News

March 12, 2014

By Nuritas

Predicting the important enzyme players in human breast milk digestion

Human milk is known to contain several proteases, but little is known about whether these enzymes are active, which proteins they cleave and their relative contribution to milk protein digestion in vivo. In this publication founder Nora Khaldi and co-authors show that several enzymes are actively taking part in the digestion of human milk proteins within the mammary gland, including plasmin and/or trypsin, elastase, cathepsin D, pepsin, chymotrypsin, a glutamyl endopeptidase-like enzyme and proline endopeptidase. Two proteins were most affected by enzyme hydrolysis: β-casein and polymeric immunoglobulin receptor. In contrast, other highly abundant milk proteins such as α-lactalbumin and lactoferrin appear to have undergone no proteolytic cleavage.
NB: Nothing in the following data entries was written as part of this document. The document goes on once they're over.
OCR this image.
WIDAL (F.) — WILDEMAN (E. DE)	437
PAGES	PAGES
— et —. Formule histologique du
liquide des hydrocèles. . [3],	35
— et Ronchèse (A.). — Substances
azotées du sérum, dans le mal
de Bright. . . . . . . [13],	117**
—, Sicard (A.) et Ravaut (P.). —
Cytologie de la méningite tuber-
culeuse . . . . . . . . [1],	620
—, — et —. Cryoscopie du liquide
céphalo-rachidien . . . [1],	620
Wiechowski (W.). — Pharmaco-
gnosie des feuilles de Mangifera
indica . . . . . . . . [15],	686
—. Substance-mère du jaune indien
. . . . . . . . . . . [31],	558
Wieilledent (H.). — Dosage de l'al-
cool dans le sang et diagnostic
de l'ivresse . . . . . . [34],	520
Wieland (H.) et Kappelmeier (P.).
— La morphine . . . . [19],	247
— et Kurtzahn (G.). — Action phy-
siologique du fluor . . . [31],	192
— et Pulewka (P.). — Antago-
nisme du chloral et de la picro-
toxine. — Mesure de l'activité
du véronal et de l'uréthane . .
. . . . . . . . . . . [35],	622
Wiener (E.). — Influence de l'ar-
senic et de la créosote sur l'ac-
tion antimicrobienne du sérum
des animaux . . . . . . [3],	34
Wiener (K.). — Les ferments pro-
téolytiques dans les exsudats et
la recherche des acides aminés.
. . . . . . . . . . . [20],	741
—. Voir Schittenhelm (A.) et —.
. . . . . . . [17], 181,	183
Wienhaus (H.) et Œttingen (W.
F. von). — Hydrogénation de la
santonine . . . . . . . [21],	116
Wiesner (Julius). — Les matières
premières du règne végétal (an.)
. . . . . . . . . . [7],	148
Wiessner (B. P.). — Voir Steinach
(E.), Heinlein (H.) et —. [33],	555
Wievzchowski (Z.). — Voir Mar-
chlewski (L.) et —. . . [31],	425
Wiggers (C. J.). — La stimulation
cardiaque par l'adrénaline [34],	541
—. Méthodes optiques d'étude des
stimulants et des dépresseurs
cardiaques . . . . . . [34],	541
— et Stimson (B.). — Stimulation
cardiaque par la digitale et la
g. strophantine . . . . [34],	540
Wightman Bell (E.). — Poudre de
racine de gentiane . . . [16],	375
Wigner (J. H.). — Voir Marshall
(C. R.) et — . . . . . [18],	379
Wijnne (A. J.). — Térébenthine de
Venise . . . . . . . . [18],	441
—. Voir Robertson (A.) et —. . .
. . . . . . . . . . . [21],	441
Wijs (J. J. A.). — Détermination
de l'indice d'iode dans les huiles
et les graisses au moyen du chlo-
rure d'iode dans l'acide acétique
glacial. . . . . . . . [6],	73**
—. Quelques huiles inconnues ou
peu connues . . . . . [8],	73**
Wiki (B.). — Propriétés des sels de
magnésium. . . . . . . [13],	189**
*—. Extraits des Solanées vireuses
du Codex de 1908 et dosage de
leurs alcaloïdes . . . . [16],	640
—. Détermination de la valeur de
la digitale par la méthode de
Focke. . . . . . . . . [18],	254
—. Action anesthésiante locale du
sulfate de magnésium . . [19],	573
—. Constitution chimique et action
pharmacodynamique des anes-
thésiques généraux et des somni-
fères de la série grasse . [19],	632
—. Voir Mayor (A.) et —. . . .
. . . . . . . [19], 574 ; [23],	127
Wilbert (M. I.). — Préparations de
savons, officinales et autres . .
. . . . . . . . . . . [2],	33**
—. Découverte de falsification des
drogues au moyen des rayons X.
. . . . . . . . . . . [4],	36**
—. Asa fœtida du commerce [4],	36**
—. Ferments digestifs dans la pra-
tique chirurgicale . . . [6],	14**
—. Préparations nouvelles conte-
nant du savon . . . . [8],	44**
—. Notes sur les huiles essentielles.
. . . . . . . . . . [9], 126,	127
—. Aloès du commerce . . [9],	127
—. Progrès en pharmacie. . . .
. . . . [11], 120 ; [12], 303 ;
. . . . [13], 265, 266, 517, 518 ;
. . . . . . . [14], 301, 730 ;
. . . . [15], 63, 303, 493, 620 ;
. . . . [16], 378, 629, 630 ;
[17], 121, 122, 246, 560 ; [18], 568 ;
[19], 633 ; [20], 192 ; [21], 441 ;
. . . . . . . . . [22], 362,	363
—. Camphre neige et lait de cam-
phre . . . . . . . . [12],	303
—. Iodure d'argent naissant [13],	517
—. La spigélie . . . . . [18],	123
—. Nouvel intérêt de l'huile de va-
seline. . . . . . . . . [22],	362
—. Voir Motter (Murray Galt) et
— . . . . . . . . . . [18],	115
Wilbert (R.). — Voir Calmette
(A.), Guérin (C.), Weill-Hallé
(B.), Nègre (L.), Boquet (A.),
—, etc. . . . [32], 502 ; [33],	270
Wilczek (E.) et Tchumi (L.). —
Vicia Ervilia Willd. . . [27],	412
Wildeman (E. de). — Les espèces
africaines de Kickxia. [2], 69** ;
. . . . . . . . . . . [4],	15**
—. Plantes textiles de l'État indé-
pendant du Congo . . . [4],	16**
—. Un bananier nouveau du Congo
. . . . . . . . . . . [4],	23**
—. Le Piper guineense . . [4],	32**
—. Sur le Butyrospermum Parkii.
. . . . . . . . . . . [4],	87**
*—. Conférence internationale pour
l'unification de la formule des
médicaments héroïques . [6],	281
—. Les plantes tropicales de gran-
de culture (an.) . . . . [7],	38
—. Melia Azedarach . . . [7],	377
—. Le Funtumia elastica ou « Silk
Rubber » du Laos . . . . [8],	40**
You can obtain the paper at the Journal of Dairy Science following link http://pubs.acs.org/doi/abs/10.1021/jf405601e

Khaldi, N.; Vijayakumar, V.; Dallas, D. C.; Guerrero, A.; Wickramasinghe, S.; Smilowitz, J. T.; Medrano, J. F.; Lebrilla, C. B.; Shields, D. C.; German, J. B., Predicting the important enzyme players in human breast milk digestion. J Agric Food Chem 2014.